Tuesday, April 19, 2011

You and me and some sexy undies...

... like we haven't been THERE before... ;) Just kiddin'

So. What I would like to do first is two things. First, pictures and measurements. You and I will pick a time to set this up. Its helpful to know what your starting point is. I'm going to do front, back and side pictures and a head to toe set of measurements.

Secondly, we need to see where your habits are currently at to figure out what needs adjusting first. So if you could please, I would like you to journal your eating and your exercise habits. Get a notebook and write down everything you eat and drink (and at what time) as well as what exercise you are currently doing.

It would also be helpful for you to keep track of your energy level or how you are feeling at certain points in the day. If you feel particularly energetic or tired, make note.

Maybe what I'll get you to do is to start the journalling tomorrow and we will meet in a weeks time to both review the journal and do measurements?

Monday, April 18, 2011

Deal

Bring it.

I at least get to wear pretty ginch though.  Aight?

Alrighty then!

Rita.

We had discussed the Shamefit plan. The idea is that you and I will get together and take some pictures. You in bra and panties. I will keep these pictures hidden.

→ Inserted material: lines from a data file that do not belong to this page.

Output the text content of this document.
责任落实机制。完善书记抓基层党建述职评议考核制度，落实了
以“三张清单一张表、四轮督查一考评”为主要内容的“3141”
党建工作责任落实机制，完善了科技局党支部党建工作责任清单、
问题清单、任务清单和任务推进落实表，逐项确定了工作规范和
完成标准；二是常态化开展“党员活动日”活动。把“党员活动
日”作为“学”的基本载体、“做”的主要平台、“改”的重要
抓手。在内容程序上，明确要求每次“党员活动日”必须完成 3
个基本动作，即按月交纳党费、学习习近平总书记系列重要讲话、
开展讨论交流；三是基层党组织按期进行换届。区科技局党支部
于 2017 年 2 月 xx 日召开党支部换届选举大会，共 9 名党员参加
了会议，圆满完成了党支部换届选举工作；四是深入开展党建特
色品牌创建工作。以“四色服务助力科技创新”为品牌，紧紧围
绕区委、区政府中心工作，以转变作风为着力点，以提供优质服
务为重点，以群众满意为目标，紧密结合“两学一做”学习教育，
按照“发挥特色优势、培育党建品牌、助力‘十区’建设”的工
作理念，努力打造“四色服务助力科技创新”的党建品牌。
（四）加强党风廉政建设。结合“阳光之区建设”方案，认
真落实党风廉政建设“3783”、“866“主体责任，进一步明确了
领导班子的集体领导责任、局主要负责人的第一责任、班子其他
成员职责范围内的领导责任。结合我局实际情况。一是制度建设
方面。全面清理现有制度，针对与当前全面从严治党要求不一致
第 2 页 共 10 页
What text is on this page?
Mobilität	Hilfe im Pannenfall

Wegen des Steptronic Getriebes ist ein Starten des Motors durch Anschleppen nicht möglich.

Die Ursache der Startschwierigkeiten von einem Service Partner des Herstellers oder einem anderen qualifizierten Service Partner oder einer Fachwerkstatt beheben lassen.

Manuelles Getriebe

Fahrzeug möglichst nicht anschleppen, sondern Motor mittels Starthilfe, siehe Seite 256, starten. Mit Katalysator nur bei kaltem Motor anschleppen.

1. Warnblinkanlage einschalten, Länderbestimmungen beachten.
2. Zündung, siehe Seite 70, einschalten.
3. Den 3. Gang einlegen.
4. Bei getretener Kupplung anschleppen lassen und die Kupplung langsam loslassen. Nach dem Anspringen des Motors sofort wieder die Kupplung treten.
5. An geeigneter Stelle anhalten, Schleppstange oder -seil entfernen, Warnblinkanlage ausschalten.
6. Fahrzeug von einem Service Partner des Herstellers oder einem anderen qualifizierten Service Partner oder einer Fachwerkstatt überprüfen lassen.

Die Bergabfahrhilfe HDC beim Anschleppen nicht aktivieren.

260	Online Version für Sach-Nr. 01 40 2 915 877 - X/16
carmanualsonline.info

Then we sit down and formulate a plan. Involving some combination of nutrition and exercise that you will agree to follow for a two week period. Yes?

I'm thinking NO EXCEPTIONS.

As long as you follow our agreed plan, being accountable here, on this blog, the pictures stay safe.

The minute you DON'T follow the plan we start, shall we say, exposing you to your blogging friends.

Deal?

Open book?

I think I'm pretty comfortable with posting "most" of the gory details about this adventure on here. The idea behind this blog is to push me out of my comfort zone and give me a huge dose of accountability. As long as we work together I don't think I have anything to worry about. I trust you and I believe you have my best intentions at heart.

Let's rock this.

Well Rita

Here we are. So Rita - how honest/public are you ready to BE about all of this? My thinking is - if we set up your plan(s) using this blog as our forum it would give you accountability. Thoughts?

Sunday, April 17, 2011

Sink or swim...

Well, it's starting.  I've lived 41 years in this body and it's about time I started taking better care of it before it has enough, stomps it's feet and leaves the room.

Wish me luck kids.

I'm meeting with Tara Lowry later this week.  She's a trainer at Dynamic Health and Fitness (http://www.dynamichealthandfitness.ca/) and she's promised to kick my ass into shape.  Here's the "best" part... if I don't follow her plan, she gets to post pictures of me in all my succulent, fleshy glory.  I'm thinking that's pretty good motivation to do as I'm told, don't you?

I'm hoping I inspire others to take this journey with me.  I'll need all the help I can get.